Recently the government has insisted that schools teach “British values”. Aside from being a woolly, ill-defined concept on two levels, this is nothing less that a rush to inculcate forms of nationalist thinking in our children, and risks unleashing dangerous forces that cannot be controlled. For the Right, British history is marked by the dates of battles between royal houses and the births, lives and deaths of monarchs and their acolytes. Britishness only came about with the 1800 Act of Union that brought Ireland into the realm against its will. Moreover, Britishness (like any form of national identity) is entirely constructed from a selection of myths and half-truths. You create your own history.

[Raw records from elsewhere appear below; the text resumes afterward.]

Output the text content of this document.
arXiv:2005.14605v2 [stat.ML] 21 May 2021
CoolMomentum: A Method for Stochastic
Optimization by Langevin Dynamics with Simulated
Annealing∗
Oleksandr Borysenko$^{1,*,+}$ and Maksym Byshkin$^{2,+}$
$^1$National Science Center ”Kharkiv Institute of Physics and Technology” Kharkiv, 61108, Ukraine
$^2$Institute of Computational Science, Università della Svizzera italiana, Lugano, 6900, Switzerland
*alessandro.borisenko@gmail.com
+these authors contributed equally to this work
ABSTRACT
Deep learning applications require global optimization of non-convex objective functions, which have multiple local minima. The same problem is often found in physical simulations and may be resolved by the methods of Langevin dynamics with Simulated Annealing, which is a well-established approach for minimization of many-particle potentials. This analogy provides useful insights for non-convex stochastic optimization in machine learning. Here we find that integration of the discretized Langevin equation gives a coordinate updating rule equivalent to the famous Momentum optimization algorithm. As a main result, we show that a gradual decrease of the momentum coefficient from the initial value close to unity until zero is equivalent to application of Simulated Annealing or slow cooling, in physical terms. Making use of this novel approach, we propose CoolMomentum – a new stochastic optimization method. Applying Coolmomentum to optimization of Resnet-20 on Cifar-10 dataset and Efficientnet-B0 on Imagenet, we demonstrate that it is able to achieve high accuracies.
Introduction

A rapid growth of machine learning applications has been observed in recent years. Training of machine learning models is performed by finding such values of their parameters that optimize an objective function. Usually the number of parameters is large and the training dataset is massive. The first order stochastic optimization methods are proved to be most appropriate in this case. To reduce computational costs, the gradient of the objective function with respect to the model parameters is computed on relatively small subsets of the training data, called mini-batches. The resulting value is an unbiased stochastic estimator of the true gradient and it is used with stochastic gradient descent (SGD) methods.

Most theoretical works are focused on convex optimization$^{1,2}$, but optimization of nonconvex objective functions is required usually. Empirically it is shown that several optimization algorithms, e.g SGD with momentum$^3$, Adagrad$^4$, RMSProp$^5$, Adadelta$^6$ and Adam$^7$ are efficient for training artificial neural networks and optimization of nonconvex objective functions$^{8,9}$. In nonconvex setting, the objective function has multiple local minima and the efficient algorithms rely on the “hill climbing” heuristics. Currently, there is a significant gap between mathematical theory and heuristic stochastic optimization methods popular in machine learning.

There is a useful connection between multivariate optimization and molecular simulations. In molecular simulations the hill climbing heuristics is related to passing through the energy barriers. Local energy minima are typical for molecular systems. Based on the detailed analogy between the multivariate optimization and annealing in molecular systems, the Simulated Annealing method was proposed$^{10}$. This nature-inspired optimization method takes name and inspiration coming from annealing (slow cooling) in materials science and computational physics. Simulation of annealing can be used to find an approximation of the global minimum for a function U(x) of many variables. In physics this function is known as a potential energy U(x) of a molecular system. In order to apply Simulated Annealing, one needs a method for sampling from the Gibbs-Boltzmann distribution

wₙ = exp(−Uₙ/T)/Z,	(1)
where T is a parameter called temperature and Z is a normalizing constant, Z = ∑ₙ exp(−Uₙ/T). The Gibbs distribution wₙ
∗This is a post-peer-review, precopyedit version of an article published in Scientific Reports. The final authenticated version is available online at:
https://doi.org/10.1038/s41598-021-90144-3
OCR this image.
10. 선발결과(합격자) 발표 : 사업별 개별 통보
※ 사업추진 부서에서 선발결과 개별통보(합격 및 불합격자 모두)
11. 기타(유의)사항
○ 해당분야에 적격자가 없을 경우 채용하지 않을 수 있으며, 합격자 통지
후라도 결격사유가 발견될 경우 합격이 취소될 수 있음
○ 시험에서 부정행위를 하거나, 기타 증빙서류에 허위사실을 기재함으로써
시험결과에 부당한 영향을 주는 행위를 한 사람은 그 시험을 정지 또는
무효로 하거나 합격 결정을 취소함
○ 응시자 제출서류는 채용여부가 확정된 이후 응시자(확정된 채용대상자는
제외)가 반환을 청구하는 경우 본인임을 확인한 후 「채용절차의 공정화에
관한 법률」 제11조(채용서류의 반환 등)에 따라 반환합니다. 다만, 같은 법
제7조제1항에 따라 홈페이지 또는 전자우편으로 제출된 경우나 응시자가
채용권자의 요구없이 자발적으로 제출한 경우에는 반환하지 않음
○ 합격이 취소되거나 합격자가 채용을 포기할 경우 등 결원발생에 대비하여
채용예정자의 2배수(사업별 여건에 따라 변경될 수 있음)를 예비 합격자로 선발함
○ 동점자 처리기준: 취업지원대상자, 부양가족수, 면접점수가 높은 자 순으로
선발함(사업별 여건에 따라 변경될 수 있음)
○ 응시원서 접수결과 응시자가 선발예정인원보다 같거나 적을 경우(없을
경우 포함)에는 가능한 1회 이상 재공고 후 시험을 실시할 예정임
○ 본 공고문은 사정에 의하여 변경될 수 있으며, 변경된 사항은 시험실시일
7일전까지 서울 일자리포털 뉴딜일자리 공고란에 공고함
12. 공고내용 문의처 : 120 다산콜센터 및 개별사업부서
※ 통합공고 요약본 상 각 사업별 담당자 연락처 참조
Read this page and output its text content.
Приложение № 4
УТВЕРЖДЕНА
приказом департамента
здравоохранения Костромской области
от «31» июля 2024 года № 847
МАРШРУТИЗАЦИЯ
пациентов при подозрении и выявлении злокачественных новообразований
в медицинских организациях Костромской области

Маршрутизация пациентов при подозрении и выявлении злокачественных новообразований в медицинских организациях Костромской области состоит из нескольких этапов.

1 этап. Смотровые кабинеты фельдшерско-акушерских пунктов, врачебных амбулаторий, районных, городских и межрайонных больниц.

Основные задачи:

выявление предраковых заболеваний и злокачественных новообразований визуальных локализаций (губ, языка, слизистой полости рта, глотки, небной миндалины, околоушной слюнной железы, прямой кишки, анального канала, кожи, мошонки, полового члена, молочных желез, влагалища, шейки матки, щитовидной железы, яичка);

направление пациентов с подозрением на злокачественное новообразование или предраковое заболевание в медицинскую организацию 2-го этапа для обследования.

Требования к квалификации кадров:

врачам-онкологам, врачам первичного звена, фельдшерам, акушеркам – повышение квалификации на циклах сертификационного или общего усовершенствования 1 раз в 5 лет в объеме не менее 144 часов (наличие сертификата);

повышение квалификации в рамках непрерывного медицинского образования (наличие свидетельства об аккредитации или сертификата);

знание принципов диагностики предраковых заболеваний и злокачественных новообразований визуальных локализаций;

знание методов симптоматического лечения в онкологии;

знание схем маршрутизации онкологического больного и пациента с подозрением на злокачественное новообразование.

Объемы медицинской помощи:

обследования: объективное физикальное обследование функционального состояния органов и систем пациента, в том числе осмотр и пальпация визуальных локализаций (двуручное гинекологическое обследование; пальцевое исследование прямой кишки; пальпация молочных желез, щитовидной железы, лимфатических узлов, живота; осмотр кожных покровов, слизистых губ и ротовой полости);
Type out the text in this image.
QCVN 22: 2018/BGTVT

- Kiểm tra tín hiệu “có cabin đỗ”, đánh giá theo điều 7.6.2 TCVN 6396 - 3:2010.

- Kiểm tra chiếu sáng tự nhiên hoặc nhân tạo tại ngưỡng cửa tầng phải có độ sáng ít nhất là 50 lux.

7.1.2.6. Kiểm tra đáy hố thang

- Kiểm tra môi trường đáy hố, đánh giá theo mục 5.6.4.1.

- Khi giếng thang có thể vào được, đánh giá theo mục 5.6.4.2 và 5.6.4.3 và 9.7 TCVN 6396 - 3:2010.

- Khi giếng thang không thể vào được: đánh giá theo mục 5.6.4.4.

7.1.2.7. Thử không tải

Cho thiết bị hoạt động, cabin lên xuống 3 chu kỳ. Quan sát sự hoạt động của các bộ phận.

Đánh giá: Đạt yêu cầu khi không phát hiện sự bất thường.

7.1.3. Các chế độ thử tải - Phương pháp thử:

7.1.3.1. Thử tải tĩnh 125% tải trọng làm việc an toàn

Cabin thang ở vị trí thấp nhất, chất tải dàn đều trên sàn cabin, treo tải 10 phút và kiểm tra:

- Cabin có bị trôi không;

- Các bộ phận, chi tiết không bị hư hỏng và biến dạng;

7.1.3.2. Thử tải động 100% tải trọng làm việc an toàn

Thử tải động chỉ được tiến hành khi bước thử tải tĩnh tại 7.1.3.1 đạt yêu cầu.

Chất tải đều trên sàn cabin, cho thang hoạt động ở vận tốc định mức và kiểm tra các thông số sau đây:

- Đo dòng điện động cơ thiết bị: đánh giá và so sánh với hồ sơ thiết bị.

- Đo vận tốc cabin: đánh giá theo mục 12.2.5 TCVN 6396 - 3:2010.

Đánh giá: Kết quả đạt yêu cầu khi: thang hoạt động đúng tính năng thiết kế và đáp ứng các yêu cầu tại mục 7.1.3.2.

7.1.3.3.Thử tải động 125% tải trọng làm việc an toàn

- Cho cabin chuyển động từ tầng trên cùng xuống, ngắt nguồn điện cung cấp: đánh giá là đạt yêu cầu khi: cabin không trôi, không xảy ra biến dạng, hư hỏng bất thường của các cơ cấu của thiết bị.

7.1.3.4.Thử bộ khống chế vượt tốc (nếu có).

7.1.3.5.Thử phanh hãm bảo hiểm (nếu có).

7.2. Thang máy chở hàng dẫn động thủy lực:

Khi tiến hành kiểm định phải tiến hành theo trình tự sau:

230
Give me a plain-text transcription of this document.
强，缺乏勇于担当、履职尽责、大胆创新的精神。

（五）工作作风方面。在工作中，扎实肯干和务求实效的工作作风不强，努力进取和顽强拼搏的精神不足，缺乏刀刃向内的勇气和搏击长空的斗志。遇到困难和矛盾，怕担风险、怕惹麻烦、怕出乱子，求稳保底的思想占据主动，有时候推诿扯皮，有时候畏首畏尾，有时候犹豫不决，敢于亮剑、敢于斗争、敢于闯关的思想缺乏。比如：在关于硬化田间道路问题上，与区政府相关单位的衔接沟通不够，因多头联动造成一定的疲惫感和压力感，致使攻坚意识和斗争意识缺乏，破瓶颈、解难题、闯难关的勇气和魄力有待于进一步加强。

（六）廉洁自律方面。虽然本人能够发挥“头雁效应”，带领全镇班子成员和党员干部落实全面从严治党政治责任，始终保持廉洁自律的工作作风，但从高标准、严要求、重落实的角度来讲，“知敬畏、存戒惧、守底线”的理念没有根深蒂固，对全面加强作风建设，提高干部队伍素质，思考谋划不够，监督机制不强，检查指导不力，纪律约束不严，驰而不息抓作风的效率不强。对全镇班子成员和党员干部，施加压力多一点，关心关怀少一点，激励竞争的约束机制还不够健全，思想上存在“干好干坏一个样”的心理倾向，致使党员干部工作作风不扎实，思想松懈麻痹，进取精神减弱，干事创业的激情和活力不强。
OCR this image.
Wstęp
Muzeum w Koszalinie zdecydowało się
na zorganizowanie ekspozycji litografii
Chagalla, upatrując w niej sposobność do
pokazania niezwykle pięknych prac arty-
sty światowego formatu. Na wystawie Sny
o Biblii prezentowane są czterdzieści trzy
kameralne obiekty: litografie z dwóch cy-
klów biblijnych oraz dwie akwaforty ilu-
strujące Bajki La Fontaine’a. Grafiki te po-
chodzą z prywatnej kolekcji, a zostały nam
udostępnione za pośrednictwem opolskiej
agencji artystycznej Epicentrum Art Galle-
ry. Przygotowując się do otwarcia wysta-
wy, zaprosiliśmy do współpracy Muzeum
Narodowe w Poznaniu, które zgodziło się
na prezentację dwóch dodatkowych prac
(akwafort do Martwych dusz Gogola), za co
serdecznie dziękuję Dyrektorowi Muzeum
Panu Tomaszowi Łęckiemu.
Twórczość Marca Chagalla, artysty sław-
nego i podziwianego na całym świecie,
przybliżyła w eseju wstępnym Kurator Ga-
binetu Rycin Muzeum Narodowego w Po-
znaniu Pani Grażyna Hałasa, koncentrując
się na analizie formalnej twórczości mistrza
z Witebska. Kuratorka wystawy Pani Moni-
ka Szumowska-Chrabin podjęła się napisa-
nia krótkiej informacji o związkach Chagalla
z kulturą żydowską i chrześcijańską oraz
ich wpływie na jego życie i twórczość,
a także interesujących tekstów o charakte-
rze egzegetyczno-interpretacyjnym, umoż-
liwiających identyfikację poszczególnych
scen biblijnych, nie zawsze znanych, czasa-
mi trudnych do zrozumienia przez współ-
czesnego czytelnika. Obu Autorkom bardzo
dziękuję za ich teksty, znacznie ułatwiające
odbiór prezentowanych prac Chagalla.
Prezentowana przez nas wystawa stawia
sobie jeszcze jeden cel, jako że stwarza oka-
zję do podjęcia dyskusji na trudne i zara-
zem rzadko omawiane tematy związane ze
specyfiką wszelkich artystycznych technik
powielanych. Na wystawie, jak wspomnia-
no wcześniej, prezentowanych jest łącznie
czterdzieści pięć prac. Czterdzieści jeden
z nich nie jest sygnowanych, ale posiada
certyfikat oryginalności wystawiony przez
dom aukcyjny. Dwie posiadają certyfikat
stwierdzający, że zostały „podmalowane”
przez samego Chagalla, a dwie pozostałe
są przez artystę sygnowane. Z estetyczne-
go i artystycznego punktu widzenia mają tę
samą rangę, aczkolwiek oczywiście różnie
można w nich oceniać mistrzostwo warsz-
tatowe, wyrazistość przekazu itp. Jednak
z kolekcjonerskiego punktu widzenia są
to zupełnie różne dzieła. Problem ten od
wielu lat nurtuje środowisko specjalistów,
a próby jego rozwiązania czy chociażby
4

We know what we’re against: we’re against neoliberalism, inequality, intolerance, racism, sexism, homophobia, transphobia, disablism, anti-Ziganism, anti-Semitism, corporate greed, slum landlords, inflated travel costs, lazy grasping MPs, war, etc. Therefore, we need to define what we’re for. We are for the 99%, because the current form of capitalism helps to enrich greedy people and sustain a hatred of Others. We must create culture for the 99% that addresses social and political concerns rather than tug on people’s emotions like the bourgeois theatre that dominates London’s West End, or the Hollywood movies that place style over substance. Much of today’s art doesn’t seek to engage with people’s lived experiences, instead it speaks only to itself. It is self-indulgent drivel. The artist must reject the dead space of the bourgeois art gallery, which demands disinterest and contemplation instead of engagement, and use the street as their palette and exhibition space instead.
We should adopt RAR as our model but include all forms of art and culture. Much to the anti-immigrant parties’ disgust, Britain is a multi-cultural country and that is not going to change. All the multi-coloured cultural strands of this country need to be brought together under one umbrella in celebration of our diversity and in opposition to a cultural industry that is run for the benefit of accountants and media moguls, and says nothing about life as it is lived. We want artists of all kinds to take part in a new grassroots cultural movement for the 99%. Painters, sculptors, musicians, DJs, comedians, dancers, poets, rappers, writers, actors, jugglers, stilt-walkers, puppeteers, clowns and others that I haven’t mentioned. We must create cultural artefacts that look forward, not backwards.
History is a teacher, but nostalgia will teach you nothing that you don’t already know. In the words of Johnny Thunders, “you can’t put your arms around a memory”. That’s true, but you can embrace the challenge of the future.
We are the many, they are few. Culture for the 99%!